Lets get the priorities straight first...
In your role as a customer your main concern is not unit-testing
If you are using suppliers who produce software for you then you really shouldn't be concerned if they are using one methodology or another. Your stakes is to acquire some kind of a solution that will help achieve your goals. The only thing you should care about is wether or not that solution is acceptable. That's why we have acceptance testing as it lies in your responsibility to make sure that you get what you want. It is at the crucial moment of customer acceptance that money will be transacted from your company's pockets into the supplier's pocket.
You could demand unit-tests as deliverable requirement but there are several inherit problems with them, the most severe is that there is no sure-fire way beforehand to determine the metrics:
- What is the acceptable amount of unit tests?
Should there be 10 tests? How about 100 tests? How about 1000 tests? Actually, it is quite difficult to determine in the beginning how many tests you will need. The actual number is indeterminable really... like the halting problem... but we're not solving that problem.
You just want software that has unit-tests so you can continue development. Unit-tests don't tell what you've broken yet, but they're awesomely well suited to tell you when the code has a regression bug.
- What is an acceptable level of code coverage?
"100%, of course!" you'd think. Unfortunately that metric is misleading; even if you had 100% code coverage, are you really sure things are working as expected? It is possible to have 100% coverage but not be done.
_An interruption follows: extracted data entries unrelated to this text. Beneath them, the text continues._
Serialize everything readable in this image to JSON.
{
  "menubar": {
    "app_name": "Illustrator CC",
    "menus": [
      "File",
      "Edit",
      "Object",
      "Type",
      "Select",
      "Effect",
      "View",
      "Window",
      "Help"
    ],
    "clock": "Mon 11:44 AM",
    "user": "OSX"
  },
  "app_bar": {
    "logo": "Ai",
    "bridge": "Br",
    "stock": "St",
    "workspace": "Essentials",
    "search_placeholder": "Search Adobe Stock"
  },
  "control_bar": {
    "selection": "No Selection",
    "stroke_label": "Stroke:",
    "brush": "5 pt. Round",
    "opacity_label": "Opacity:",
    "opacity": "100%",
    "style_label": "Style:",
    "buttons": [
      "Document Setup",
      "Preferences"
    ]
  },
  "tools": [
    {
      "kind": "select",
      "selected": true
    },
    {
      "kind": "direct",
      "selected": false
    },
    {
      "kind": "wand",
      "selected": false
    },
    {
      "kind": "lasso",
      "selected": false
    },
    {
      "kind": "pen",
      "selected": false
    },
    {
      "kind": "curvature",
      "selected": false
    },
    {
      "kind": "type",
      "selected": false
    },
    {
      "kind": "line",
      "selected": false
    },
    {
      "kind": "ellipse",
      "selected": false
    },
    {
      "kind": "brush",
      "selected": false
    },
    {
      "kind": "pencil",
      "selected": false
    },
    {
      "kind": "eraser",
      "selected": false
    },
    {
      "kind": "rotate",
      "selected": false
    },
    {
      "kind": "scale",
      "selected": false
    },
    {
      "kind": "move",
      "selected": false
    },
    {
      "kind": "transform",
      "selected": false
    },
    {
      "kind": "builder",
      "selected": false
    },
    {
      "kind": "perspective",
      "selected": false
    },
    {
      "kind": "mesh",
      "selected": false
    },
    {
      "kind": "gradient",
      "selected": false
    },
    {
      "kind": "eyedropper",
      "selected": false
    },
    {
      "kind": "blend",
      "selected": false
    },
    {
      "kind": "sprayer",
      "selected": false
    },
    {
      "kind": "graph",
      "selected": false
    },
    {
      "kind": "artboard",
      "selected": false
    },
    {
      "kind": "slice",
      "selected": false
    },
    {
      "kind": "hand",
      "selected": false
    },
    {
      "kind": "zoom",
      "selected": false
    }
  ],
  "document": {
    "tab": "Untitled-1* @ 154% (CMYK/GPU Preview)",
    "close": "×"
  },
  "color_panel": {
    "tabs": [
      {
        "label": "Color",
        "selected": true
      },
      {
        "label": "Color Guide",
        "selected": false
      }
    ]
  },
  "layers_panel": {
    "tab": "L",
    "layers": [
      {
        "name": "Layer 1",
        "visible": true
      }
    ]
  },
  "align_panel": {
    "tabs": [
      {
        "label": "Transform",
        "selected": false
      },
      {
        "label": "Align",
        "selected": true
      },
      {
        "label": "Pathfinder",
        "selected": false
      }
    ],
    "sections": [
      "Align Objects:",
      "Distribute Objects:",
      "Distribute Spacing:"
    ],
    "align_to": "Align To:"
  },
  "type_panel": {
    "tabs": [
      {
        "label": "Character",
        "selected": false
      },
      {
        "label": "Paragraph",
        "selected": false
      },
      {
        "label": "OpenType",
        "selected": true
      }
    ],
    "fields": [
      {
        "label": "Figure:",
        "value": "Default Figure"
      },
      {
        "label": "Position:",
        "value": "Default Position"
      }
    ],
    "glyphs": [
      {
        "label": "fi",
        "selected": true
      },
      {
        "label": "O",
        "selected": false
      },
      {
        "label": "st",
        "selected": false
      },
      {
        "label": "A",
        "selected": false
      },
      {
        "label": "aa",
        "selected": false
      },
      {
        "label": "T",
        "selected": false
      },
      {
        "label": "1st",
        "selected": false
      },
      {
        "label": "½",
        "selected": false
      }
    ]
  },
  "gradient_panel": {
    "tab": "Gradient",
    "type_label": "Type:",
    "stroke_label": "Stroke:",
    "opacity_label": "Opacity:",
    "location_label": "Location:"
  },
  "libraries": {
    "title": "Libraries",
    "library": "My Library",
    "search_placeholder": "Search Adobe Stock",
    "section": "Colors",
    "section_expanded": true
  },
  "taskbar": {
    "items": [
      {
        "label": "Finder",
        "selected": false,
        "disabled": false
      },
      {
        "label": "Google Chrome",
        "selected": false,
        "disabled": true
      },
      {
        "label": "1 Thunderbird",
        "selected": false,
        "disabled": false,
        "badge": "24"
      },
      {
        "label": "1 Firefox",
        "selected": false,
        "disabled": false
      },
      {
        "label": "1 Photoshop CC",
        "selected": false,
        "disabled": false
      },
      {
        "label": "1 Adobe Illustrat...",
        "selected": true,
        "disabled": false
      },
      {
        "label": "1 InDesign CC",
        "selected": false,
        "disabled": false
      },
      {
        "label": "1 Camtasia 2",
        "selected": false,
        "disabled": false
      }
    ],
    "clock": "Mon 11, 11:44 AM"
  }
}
What you really need to be doing is exploratory testing, i.e. find someone who is really good at breaking stuff and let them do the testing. To find the bugs that no developer has even thought of.
Also 100% is sometimes unattainable with pure unit tests if you have some necessary performance hacks and use design patterns that are difficult to test (search "singleton" and "tdd" in your favorite search engine and you'll find some examples).
You want the delivered software to work and the specification document is your only warranty that it will.
You will need higher level of testing
Your specification document has to be verified somehow. Each point has to be gone through with your suppliers having clear goals and acceptance criteria. A well functioning QA organization (or an awesome tester if you're on a budget and on a limited scope) would provide the test cases to check these acceptance criteria. You also need someone to verify those acceptance criteria.
There are several ways to verify your goals, and if someone tells me that you can't set any sane quality, performance and efficiency goals I will hit them in the head with big and heavy books on exploratory, performance and usability testing respectively. It may be easy to overkill with the goals, but knowledge and communication will help you set realistic goals.
I'm not a lawyer but most project contracts (which is basically the mother of all specifications for the project) I've read usually have a defect ratio criteria that stipulates on how many bugs that are deemed acceptable. The bugs are usually determined through severity, show-stopping bugs that are found by QA have a low tolerance while minor blemishes have a high tolerance. In real projects it is difficult to demand that software has to have 0 defects. Deadlines usually put a stop to that practice. It is at these situations that you have to start bargaining the scope.
Most supplied software I've seen usually aren't delivered with unit tests. You could argue the suppliers should be professional enough to deliver this, however the chief reason you want unit tests delivered to you is to make sure that you don't get regression bugs and also enable refactoring. In real life with projects on tight deadlines both the supplier and customer will be lowering the scope and unit-tests would usually go out the window and be removed from the list of required deliverables.
It is a bit sad that high profile open source software come delivered with unit-tests but a professional software developer can't, right?
So when do I, as a customer, get to care about unit testing?
I would argue that the only time you would truly care about unit testing is if the deliverable software is a self-sufficient component that isn't executed as a stand-alone program, for which the coarsest testing you can to do is a unit test. Class libraries would be one kind of product that can be delivered together with unit-tests.